Foursquare co-founder and CEO Dennis Crowley just finished speaking at the IAB MIXX digital advertising conference in New York. Marketers may have had a hard time getting a hold of the company in the past, he said, but now it’s “pretty much open for business.”

Earlier this year, Foursquare hired its first chief revenue officer, Steven Rosenblatt, and it launched the pilot program for its first big moneymaking feature, Promoted Updates. Through Promoted Updates, big retailers like Gap, Hilton, and Walgreens can push messages about new products and specials to targeted users. Crowley said that eventually, Foursquare wants to build a self-serve version of the Promoted Updates platform, making them available to smaller advertisers.

Even though Foursquare is only starting to monetize, Crowley said the company has been working on its ad products (by which he means the company’s merchant platform) for 3.5 years — it just wasn’t really charging until now. The company will face some challenges in winning advertisers over, he acknowledged, because it doesn’t offer standard ad units. Still, he argued that Foursquare is like Twitter — you can start to understand by watching others. So if a marketer works with brands that don’t have a presence on Foursquare, Crowley said they should claim their profile, then look at what other companies in the same industry have done to get ideas about “what’s most effective.”

Crowley added Foursquare also has a big advantage, because it isn’t trying to make money from ads that consumers try to ignore — instead, it’s monetizing through discounts and specials, which some users call “my favorite part of the app.”

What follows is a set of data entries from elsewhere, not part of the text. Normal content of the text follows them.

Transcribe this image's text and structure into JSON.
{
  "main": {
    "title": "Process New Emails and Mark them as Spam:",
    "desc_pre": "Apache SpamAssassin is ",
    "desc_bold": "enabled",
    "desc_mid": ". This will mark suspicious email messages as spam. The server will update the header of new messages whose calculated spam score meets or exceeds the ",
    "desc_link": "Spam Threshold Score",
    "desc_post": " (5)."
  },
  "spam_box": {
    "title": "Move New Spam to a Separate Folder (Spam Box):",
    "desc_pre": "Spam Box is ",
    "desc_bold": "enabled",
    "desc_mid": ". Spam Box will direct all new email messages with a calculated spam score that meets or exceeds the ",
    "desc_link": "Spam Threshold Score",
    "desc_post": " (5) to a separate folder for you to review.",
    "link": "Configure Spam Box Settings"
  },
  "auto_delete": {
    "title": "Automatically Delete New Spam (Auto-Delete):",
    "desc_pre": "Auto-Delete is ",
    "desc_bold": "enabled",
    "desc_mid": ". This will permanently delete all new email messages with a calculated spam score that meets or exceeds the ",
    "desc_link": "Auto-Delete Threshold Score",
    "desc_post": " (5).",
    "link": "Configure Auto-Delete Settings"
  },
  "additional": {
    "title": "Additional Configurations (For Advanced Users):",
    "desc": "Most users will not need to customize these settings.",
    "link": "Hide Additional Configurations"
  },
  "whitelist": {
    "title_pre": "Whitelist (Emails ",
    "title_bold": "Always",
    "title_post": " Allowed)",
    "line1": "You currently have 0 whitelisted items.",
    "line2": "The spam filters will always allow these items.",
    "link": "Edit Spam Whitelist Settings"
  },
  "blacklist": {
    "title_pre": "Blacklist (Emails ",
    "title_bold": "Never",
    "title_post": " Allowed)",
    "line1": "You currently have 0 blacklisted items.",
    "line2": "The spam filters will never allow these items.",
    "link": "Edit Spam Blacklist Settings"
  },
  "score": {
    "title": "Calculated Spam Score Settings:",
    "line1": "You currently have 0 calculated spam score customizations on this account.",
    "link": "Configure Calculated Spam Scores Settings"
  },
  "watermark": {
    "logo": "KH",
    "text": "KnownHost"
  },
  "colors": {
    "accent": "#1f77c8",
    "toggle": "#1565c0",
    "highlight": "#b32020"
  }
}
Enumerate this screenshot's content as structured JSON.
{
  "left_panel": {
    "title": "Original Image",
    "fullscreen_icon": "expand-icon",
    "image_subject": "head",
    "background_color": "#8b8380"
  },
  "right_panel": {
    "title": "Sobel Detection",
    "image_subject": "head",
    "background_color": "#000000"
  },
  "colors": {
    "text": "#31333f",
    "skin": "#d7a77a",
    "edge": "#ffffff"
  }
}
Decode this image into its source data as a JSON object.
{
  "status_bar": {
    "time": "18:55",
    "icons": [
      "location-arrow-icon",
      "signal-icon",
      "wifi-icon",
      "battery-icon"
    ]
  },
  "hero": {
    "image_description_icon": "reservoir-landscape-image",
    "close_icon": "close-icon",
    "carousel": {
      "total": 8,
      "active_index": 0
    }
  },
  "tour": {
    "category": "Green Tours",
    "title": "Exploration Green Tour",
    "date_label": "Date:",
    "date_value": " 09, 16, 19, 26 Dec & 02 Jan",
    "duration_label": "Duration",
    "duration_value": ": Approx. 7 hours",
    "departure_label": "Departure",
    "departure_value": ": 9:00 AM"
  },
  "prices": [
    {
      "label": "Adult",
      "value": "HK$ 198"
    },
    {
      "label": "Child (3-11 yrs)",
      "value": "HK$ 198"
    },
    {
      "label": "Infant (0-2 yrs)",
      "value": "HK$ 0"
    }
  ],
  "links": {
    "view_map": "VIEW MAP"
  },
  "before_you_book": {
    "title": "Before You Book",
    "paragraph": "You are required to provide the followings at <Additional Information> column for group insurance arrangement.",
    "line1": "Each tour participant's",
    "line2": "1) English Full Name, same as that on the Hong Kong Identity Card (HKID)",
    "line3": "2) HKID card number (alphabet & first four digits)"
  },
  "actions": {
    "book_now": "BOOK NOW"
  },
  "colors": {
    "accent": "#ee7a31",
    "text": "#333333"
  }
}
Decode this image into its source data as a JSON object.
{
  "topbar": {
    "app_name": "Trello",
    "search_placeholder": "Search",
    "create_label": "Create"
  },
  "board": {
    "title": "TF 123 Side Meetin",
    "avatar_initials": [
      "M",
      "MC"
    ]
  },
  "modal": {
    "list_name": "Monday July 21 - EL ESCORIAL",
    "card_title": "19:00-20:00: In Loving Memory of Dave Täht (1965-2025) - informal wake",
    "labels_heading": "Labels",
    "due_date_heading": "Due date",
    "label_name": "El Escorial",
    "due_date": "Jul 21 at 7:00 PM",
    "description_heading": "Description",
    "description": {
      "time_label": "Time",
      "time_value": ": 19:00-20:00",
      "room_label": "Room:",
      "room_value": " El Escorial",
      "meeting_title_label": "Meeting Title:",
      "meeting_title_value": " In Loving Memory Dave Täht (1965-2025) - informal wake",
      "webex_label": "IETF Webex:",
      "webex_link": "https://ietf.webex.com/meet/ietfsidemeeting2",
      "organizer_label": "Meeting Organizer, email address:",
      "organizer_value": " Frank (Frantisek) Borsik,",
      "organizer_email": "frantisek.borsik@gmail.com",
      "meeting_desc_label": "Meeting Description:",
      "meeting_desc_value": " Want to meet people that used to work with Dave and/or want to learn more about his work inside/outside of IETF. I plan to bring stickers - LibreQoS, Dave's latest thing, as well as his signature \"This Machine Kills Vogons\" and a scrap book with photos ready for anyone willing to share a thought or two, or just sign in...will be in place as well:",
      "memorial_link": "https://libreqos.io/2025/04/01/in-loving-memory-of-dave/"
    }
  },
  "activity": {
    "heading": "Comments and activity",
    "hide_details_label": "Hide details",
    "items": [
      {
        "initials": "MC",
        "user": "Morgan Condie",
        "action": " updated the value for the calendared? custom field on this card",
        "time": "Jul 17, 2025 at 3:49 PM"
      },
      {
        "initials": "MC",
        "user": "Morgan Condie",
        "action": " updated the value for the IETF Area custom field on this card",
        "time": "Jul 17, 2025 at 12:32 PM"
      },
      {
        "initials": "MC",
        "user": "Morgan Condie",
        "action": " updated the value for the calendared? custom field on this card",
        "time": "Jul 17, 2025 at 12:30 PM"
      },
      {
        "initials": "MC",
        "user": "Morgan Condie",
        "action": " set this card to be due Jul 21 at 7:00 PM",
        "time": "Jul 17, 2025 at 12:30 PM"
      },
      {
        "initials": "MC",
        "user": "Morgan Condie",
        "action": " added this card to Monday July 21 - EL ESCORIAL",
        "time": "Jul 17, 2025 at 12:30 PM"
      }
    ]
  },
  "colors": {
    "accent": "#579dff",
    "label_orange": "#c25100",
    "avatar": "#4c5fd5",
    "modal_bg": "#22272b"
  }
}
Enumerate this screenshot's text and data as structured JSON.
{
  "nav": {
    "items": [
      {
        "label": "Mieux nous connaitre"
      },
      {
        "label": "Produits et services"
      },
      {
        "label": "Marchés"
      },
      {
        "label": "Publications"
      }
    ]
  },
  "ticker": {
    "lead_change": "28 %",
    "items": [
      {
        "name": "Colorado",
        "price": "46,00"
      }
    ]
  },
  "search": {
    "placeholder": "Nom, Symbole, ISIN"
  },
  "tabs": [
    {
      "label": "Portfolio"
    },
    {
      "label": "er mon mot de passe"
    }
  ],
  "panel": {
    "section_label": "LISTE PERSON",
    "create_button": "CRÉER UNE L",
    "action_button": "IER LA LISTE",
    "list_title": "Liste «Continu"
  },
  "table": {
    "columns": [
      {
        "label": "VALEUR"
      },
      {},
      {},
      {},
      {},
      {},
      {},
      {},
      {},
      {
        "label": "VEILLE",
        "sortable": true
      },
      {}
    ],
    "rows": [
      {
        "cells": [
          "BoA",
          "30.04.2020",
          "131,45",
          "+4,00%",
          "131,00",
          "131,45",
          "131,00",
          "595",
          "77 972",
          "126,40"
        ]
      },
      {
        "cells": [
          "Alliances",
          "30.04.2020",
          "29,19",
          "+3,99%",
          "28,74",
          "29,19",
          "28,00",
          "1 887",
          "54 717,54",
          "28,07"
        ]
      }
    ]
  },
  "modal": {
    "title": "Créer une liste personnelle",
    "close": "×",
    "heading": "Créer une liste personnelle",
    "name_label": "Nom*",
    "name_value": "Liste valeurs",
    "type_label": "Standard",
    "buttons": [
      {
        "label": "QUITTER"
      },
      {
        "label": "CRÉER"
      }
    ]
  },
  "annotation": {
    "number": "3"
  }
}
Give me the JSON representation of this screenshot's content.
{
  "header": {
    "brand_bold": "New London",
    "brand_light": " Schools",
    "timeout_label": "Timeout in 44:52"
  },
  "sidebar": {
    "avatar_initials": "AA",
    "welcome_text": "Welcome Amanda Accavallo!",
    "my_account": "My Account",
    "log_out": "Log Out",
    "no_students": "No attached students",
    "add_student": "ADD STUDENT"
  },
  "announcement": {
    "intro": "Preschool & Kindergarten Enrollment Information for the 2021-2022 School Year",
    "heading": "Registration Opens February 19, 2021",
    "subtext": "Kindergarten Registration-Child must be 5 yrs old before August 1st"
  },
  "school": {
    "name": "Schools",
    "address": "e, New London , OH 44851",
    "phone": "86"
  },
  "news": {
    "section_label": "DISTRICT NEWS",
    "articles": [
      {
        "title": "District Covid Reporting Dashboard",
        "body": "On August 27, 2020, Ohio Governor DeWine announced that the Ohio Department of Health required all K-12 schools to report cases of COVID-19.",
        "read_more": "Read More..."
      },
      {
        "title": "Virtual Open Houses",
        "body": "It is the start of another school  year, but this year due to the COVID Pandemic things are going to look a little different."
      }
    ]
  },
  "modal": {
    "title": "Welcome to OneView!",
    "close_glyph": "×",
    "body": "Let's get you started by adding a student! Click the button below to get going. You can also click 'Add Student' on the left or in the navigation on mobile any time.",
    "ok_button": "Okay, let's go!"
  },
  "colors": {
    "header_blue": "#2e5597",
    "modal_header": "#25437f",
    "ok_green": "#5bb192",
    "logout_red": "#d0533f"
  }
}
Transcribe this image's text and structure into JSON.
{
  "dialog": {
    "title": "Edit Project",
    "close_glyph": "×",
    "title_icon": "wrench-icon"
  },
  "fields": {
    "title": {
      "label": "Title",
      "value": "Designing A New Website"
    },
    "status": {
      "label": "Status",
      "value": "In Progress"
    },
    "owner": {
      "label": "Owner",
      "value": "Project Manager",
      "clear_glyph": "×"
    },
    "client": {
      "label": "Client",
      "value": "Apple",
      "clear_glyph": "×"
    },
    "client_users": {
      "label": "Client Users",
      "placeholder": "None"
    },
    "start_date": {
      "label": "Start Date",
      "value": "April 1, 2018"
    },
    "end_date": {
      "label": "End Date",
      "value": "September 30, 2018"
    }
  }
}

And he tied the new Promoted Updates into the evolution of Foursquare’s broader hypothesis. The initial idea, he said, was that Foursquare could help retailers understand who their best customers are through check-in data. Then it expanded by allowing those merchants to track spending, thanks to its partnership with American Express, to offer promotions. Now national retailers (and eventually, local merchants) can pay to get those promotions in front of consumers.

“We’re going to spend the rest of the year building out the tools and getting them in front of folks,” Crowley said.

Recapping some of the info available on the Foursquare website, he said the company has 25 million users, 1 million merchants, and sees 5 million check ins per day.